El día que comprendimos la vulnerabilidad universal
MADRID.- En sus reflexiones a partir de la Primera Guerra Mundial, Paul Valéry estableció solemnemente que las civilizaciones habían aprendido por fin que eran mortales.
No estoy seguro de que nadie hubiera sacado entonces tal conclusión, a la que probablemente no se llegó realmente hasta después de la Segunda Guerra, sobre todo tras la explosión de la bomba en Hiroshima.
Pero quizá para muchos de nosotros fue el derrumbe asesino de las Torres Gemelas el 11-S el instante de la auténtica revelación: a partir de ese suceso (de un impacto visual y hasta estético no menor que moral) comprendimos la vulnerabilidad universal, la fragilidad incluso de aquello que creíamos más arrogantemente seguro.
Tuvimos la evidencia irrefutable de que no hay refugio ni santuario: todos vivimos a la intemperie.
Recuerdo que después del atentado mismo, lo siguiente que me impresionó fue la atroz alegría de algunos de mis compatriotas: no eran islamistas radicales ni mucho menos, sino izquierdistas de un antiamericanismo patológico (donde yo estaba ese día, en el País Vasco, fueron partidarios del terrorismo de ETA que celebraban la masacre como la cumbre modélica de lo que ellos pretendían conseguir con menos medios criminales).
Incluso personas educadas, que practicaban aparentemente la moderación política, no ocultaron cierta satisfacción por lo que consideraban un escarmiento.
Estas actitudes me escandalizaron doblemente. Primero, desde luego, por su menosprecio de las vidas sacrificadas traidoramente para impartir esa lección bárbara, brutal y nihilista.
Pero, en segundo lugar, por su estupidez: porque eran incapaces de comprender que a partir de ese momento ya no habría seguridad para nadie en nuestro mundo, ni para los buenos ni para los peores, que desde ese punto sin retorno reinaba la guerra total, sin primera línea ni retaguardia, sin leyes ni miramientos humanitarios.
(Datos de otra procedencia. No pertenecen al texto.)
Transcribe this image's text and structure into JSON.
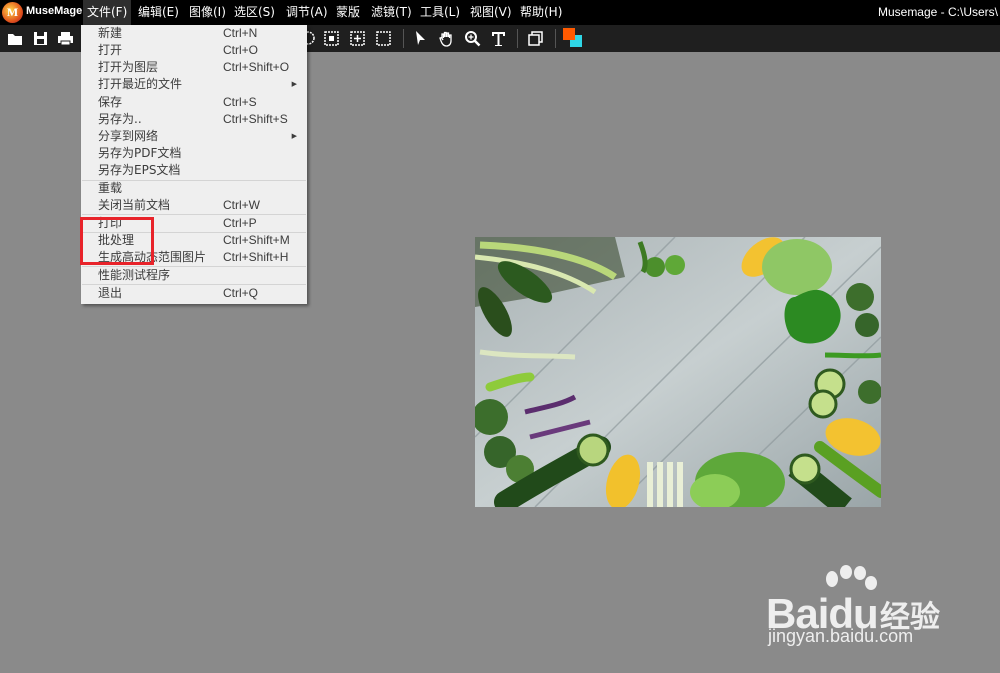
{
  "app": {
    "name": "MuseMage",
    "window_title": "Musemage - C:\\Users\\"
  },
  "menubar": {
    "items": [
      "文件(F)",
      "编辑(E)",
      "图像(I)",
      "选区(S)",
      "调节(A)",
      "蒙版",
      "滤镜(T)",
      "工具(L)",
      "视图(V)",
      "帮助(H)"
    ],
    "active_index": 0
  },
  "toolbar": {
    "icons": [
      "open-icon",
      "save-icon",
      "print-icon",
      "lasso-icon",
      "rect-select-icon",
      "smart-select-icon",
      "select-none-icon",
      "pointer-icon",
      "hand-icon",
      "zoom-icon",
      "text-icon",
      "layers-icon",
      "color-swatch-icon"
    ],
    "foreground_color": "#ff5a00",
    "background_color": "#2fd6e6"
  },
  "file_menu": {
    "items": [
      {
        "label": "新建",
        "shortcut": "Ctrl+N"
      },
      {
        "label": "打开",
        "shortcut": "Ctrl+O"
      },
      {
        "label": "打开为图层",
        "shortcut": "Ctrl+Shift+O"
      },
      {
        "label": "打开最近的文件",
        "shortcut": "",
        "submenu": true
      },
      {
        "label": "保存",
        "shortcut": "Ctrl+S"
      },
      {
        "label": "另存为..",
        "shortcut": "Ctrl+Shift+S"
      },
      {
        "label": "分享到网络",
        "shortcut": "",
        "submenu": true
      },
      {
        "label": "另存为PDF文档",
        "shortcut": ""
      },
      {
        "label": "另存为EPS文档",
        "shortcut": ""
      },
      {
        "label": "重载",
        "shortcut": ""
      },
      {
        "label": "关闭当前文档",
        "shortcut": "Ctrl+W"
      },
      {
        "label": "打印",
        "shortcut": "Ctrl+P"
      },
      {
        "label": "批处理",
        "shortcut": "Ctrl+Shift+M"
      },
      {
        "label": "生成高动态范围图片",
        "shortcut": "Ctrl+Shift+H"
      },
      {
        "label": "性能测试程序",
        "shortcut": ""
      },
      {
        "label": "退出",
        "shortcut": "Ctrl+Q"
      }
    ]
  },
  "annotation": {
    "highlight_color": "#e8232a"
  },
  "watermark": {
    "brand": "Baidu",
    "brand_cn": "经验",
    "url": "jingyan.baidu.com"
  }
}
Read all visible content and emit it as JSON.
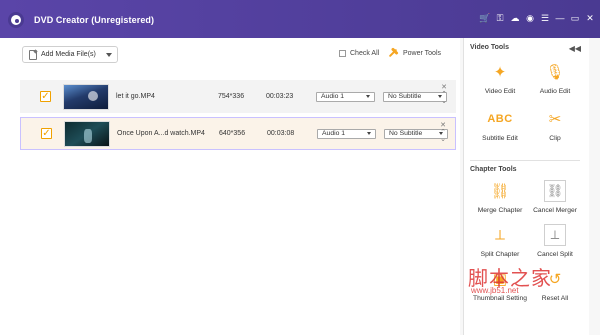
{
  "window": {
    "title": "DVD Creator (Unregistered)"
  },
  "header_icons": [
    "cart-icon",
    "key-icon",
    "cloud-icon",
    "user-icon",
    "menu-icon",
    "minimize-icon",
    "restore-icon",
    "close-icon"
  ],
  "toolbar": {
    "add_media_label": "Add Media File(s)",
    "check_all_label": "Check All",
    "power_tools_label": "Power Tools"
  },
  "files": [
    {
      "name": "let it go.MP4",
      "resolution": "754*336",
      "duration": "00:03:23",
      "audio": "Audio 1",
      "subtitle": "No Subtitle",
      "checked": true
    },
    {
      "name": "Once Upon A...d watch.MP4",
      "resolution": "640*356",
      "duration": "00:03:08",
      "audio": "Audio 1",
      "subtitle": "No Subtitle",
      "checked": true
    }
  ],
  "sidebar": {
    "video_tools_title": "Video Tools",
    "chapter_tools_title": "Chapter Tools",
    "video_tools": [
      {
        "label": "Video Edit",
        "icon": "magic-wand-icon"
      },
      {
        "label": "Audio Edit",
        "icon": "microphone-icon"
      },
      {
        "label": "Subtitle Edit",
        "icon": "subtitle-icon",
        "text": "ABC"
      },
      {
        "label": "Clip",
        "icon": "scissors-icon"
      }
    ],
    "chapter_tools": [
      {
        "label": "Merge Chapter",
        "icon": "merge-icon"
      },
      {
        "label": "Cancel Merger",
        "icon": "cancel-merge-icon"
      },
      {
        "label": "Split Chapter",
        "icon": "split-icon"
      },
      {
        "label": "Cancel Split",
        "icon": "cancel-split-icon"
      },
      {
        "label": "Thumbnail Setting",
        "icon": "thumbnail-icon"
      },
      {
        "label": "Reset All",
        "icon": "reset-icon"
      }
    ]
  },
  "watermark": {
    "text": "脚本之家",
    "url": "www.jb51.net"
  },
  "colors": {
    "titlebar": "#4f3f98",
    "accent": "#f5a623",
    "selected_border": "#c9c1ff"
  }
}
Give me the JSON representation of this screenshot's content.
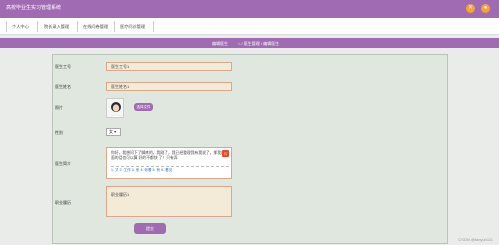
{
  "app": {
    "title": "高校毕业生实习管理系统"
  },
  "topbar": {
    "close_symbol": "✕",
    "user_symbol": "●"
  },
  "nav": {
    "items": [
      {
        "label": "个人中心"
      },
      {
        "label": "院长录入管理"
      },
      {
        "label": "在线问卷管理"
      },
      {
        "label": "医疗问诊管理"
      }
    ]
  },
  "breadcrumb": {
    "current": "编辑医生",
    "path": "⌂ / 医生管理 / 编辑医生"
  },
  "form": {
    "doctor_id_label": "医生工号",
    "doctor_id_value": "医生工号1",
    "doctor_name_label": "医生姓名",
    "doctor_name_value": "医生姓名1",
    "photo_label": "照片",
    "upload_label": "选择文件",
    "gender_label": "性别",
    "gender_value": "女 ▾",
    "intro_label": "医生简介",
    "intro_text": "你好，我想问下了脚疼的，我刚了，我已经整理我有我说了，那我后面的话也可以算 好的不都快 了！只有弄",
    "intro_ime": "1. 又   2. 工作    3. 来   4. 你看   5. 有   6. 看见",
    "ime_icon": "S",
    "position_label": "职业履历",
    "position_value": "职业履历1",
    "submit_label": "提交"
  },
  "watermark": "CSDN @fanyun111"
}
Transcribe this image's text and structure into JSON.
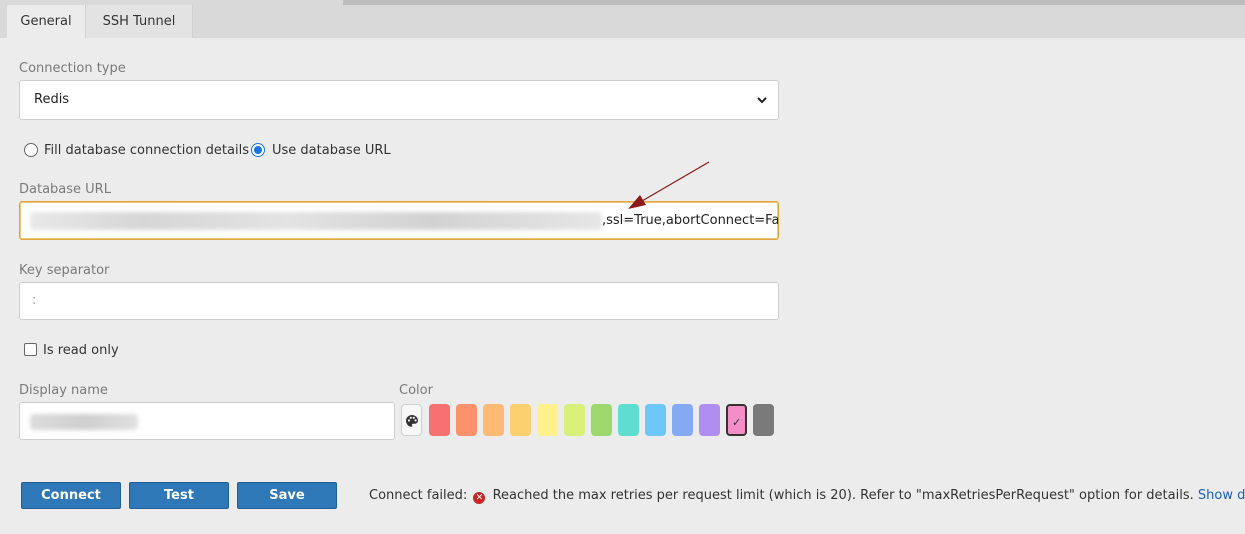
{
  "tabs": [
    {
      "label": "General",
      "active": true
    },
    {
      "label": "SSH Tunnel",
      "active": false
    }
  ],
  "connection_type": {
    "label": "Connection type",
    "value": "Redis"
  },
  "mode": {
    "options": [
      {
        "label": "Fill database connection details",
        "selected": false
      },
      {
        "label": "Use database URL",
        "selected": true
      }
    ]
  },
  "database_url": {
    "label": "Database URL",
    "visible_value": ",ssl=True,abortConnect=False",
    "redacted": true
  },
  "key_separator": {
    "label": "Key separator",
    "value": ":"
  },
  "read_only": {
    "label": "Is read only",
    "checked": false
  },
  "display_name": {
    "label": "Display name",
    "redacted": true
  },
  "color": {
    "label": "Color",
    "picker_icon": "palette-icon",
    "swatches": [
      "#f87171",
      "#fb926b",
      "#fdba74",
      "#fcd06e",
      "#fef08a",
      "#d9f07a",
      "#9ed76b",
      "#5eddd0",
      "#6ec6f7",
      "#86a9f4",
      "#b08ef0",
      "#f38fc6",
      "#7a7a7a"
    ],
    "selected_index": 11,
    "check_glyph": "✓"
  },
  "buttons": {
    "connect": "Connect",
    "test": "Test",
    "save": "Save"
  },
  "status": {
    "prefix": "Connect failed:",
    "error_icon": "x-circle-icon",
    "message": "Reached the max retries per request limit (which is 20). Refer to \"maxRetriesPerRequest\" option for details.",
    "link": "Show detail"
  },
  "annotation": {
    "color": "#8b1a1a"
  }
}
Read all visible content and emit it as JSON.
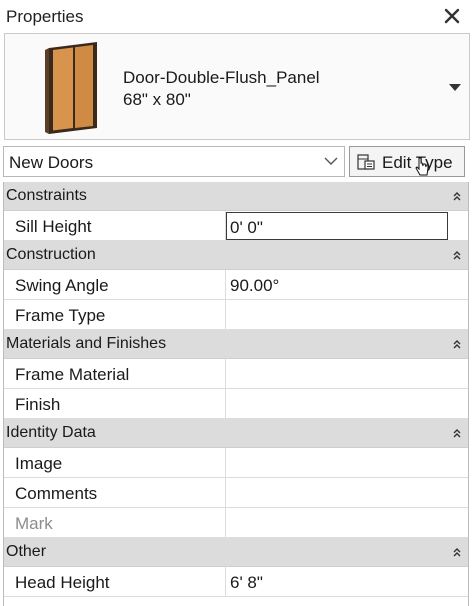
{
  "panel": {
    "title": "Properties"
  },
  "type_selector": {
    "family": "Door-Double-Flush_Panel",
    "size": "68\" x 80\""
  },
  "filter": {
    "selected": "New Doors"
  },
  "edit_type": {
    "label": "Edit Type"
  },
  "groups": [
    {
      "name": "Constraints",
      "rows": [
        {
          "name": "Sill Height",
          "value": "0'  0\""
        }
      ]
    },
    {
      "name": "Construction",
      "rows": [
        {
          "name": "Swing Angle",
          "value": "90.00°"
        },
        {
          "name": "Frame Type",
          "value": ""
        }
      ]
    },
    {
      "name": "Materials and Finishes",
      "rows": [
        {
          "name": "Frame Material",
          "value": ""
        },
        {
          "name": "Finish",
          "value": ""
        }
      ]
    },
    {
      "name": "Identity Data",
      "rows": [
        {
          "name": "Image",
          "value": ""
        },
        {
          "name": "Comments",
          "value": ""
        },
        {
          "name": "Mark",
          "value": ""
        }
      ]
    },
    {
      "name": "Other",
      "rows": [
        {
          "name": "Head Height",
          "value": "6'  8\""
        }
      ]
    }
  ]
}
En estos diez últimos años, nos hemos ido acostumbrando a vivir a la intemperie, sin refugios, aceptando la intransigencia violenta como única norma de la inestable convivencia.
Tras el 11 de Septiembre vinieron las guerras de Irak y de Afganistán, los megatentados de Madrid y Londres, las sublevaciones contra las dictaduras del norte de Africa y Medio Oriente con sanguinarias represiones en la mayoría de ellas, etcétera?
Los gobiernos de casi todos los países se sienten no sólo legitimados para emplear medidas excepcionales de control sino hasta urgidos a ellas por sus poblaciones. Impera un realismo perverso que excusa la tortura y justifica las ejecuciones sumarias.
Por otro lado, las redes sociales de Internet -que a veces ayudan a convocar movimientos antiautoritarios- difunden también mensajes de alarma violentos y xenófobos, como los que motivaron al autor de la matanza de Noruega. La intransigencia brutal toma carta de ciudadanía en todos los estratos sociales.
Hace diez años, el 11 de Septiembre, el mundo empeoró. Pero incluso de los más abominables sucesos puede obtenerse alguna lección útil.
Aquellos atentados demostraron que ni los más poderosos están a salvo del zarpazo del crimen: ojalá nos convencieran también de que la fuerza y la vigilancia son necesarias, pero que cuando se convierten en excusa de abusos acaban colaborando con el enemigo.
Cuando todas las murallas y fortificaciones se revelan vulnerables, cuando debemos vivir sin techo ni resguardo, sólo nos queda una protección: las leyes internacionales que codifican el ideal de convivencia civilizada.
Lo que apreciamos de la humanidad no puede defenderse con métodos inhumanos, aunque sólo se apliquen en circunstancias excepcionales: ya se ha intentado y no funciona. Si el 11-S no hubieran perecido, con tantas otras víctimas, no sólo nuestros escrúpulos sino nuestras cegueras aterrorizadas? no todo estaría perdido.